As another example, a few weeks after we lost our baby, my husband and I were at a social gathering where a man was telling the group about seeing his baby's heartbeat on the ultrasound for the first time at 10 weeks. At 10 weeks at our first ultrasound, we found out our baby had died a few weeks earlier. This man described his child and this incredible experience as a nothing more than a "blob on the monitor with a heartbeat". I was so offended. How dare he so casually discuss his living unborn child? How dare he take for granted what my husband and I didn't get? How dare he diminish the experience like that? Of course, that isn't how he meant it, but that's how I took it. I was so livid at his flippant description of his living child that I nearly came across the table at him. Thank goodness my husband has quick reflexes.

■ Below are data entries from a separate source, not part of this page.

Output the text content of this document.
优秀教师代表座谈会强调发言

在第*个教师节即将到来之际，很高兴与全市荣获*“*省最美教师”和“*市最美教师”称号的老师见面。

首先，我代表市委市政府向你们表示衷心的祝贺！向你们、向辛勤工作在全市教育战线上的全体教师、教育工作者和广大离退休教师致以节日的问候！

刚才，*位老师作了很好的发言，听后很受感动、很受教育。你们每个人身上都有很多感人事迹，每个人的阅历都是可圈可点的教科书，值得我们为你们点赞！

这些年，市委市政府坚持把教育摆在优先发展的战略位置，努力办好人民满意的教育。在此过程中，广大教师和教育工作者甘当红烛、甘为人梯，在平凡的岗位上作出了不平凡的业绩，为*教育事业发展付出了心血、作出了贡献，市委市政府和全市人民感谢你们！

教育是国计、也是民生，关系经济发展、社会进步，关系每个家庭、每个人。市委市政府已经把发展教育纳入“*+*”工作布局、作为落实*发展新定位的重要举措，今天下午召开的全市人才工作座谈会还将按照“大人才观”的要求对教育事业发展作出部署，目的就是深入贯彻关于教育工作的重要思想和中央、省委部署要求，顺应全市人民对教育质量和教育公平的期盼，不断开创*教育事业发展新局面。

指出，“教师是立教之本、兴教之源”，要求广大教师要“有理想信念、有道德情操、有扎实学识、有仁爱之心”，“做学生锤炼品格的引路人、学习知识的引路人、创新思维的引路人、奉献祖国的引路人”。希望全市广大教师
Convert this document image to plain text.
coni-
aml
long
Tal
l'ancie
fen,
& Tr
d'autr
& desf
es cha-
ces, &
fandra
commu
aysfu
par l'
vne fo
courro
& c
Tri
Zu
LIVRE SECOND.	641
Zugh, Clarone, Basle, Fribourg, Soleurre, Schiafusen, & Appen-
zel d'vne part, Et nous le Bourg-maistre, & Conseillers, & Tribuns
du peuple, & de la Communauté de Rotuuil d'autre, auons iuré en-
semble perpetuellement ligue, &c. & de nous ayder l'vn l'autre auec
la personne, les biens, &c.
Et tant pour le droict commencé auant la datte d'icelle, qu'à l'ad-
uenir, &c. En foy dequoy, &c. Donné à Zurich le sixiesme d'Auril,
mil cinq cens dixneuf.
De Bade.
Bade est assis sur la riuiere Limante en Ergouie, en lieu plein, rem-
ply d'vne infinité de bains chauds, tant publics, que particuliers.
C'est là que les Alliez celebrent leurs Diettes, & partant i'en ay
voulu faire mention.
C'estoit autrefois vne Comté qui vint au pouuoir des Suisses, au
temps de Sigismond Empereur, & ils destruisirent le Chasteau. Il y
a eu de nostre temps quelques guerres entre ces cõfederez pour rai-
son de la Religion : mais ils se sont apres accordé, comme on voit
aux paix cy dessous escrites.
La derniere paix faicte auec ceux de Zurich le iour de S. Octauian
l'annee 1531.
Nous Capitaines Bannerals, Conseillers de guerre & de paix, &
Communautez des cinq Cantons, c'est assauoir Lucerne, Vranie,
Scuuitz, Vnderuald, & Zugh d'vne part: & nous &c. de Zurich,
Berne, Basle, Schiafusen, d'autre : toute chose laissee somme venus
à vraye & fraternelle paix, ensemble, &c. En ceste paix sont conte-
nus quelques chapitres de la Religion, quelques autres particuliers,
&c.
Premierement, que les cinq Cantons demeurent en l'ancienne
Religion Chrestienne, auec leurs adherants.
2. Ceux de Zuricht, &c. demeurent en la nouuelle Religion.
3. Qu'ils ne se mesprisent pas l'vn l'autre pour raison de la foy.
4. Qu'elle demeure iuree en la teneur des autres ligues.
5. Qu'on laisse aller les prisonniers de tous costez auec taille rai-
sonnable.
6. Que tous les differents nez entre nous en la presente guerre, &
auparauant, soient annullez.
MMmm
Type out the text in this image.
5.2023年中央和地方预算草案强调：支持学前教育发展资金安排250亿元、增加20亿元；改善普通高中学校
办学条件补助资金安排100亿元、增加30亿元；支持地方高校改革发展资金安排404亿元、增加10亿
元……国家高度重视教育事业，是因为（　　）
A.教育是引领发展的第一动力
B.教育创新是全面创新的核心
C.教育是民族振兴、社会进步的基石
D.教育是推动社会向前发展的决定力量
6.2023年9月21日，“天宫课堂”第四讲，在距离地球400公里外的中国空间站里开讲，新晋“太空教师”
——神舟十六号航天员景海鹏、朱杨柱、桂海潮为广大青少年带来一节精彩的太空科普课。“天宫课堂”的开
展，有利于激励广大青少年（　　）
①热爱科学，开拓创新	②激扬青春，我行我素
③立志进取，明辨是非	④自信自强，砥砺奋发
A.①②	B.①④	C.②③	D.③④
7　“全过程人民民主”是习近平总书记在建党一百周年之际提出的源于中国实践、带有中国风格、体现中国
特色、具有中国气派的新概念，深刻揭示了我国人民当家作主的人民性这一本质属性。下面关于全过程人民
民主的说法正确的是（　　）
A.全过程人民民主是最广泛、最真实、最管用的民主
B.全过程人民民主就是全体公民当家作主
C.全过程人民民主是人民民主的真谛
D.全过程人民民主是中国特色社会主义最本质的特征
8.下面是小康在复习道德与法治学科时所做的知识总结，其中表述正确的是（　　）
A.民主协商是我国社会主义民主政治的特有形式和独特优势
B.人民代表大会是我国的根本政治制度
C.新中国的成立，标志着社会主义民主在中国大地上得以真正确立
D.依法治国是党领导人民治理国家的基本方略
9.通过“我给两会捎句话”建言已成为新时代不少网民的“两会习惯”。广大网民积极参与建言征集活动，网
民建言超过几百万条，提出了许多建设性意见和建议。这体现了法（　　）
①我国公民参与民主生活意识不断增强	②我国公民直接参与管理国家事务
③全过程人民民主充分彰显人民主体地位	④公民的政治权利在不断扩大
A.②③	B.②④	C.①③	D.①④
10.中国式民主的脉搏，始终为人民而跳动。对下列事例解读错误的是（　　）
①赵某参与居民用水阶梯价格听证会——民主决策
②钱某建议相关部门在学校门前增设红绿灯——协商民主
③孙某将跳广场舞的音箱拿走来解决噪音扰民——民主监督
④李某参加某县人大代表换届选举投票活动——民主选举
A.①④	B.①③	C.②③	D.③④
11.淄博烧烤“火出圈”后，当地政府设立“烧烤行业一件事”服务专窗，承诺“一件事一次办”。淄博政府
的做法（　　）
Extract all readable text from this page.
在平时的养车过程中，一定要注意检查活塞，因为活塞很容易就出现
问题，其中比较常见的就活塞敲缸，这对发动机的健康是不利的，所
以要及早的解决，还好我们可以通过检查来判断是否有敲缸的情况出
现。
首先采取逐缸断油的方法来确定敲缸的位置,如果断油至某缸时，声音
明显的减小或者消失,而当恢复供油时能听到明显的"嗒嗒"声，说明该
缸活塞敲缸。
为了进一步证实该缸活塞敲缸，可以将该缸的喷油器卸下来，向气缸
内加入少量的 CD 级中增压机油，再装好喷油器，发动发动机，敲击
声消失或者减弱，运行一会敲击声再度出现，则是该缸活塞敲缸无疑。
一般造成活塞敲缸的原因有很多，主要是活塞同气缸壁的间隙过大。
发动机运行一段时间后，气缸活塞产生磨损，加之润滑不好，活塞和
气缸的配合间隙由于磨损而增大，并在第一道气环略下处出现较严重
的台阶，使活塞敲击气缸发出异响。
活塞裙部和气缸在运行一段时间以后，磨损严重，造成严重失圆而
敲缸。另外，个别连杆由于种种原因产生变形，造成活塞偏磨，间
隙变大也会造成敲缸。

As much as you can, prepare your patients--let them know that they may experience the same moments of unexpected anger, grief, sadness, and loss. Other people's joy will be painful to them, sometimes even years later. Take steps to shield them from direct exposure while they're under your care and reassure them that it will get easier.

There are so many resources out there, too, and it's important for many people to be involved with other parents who have lost. No one understands you like someone who had a similar experience. It also helps ensure that if people are having difficulty grieving or are experiencing an unhealthy level of depression that someone is likely to notice and help that person or that couple get the help they need.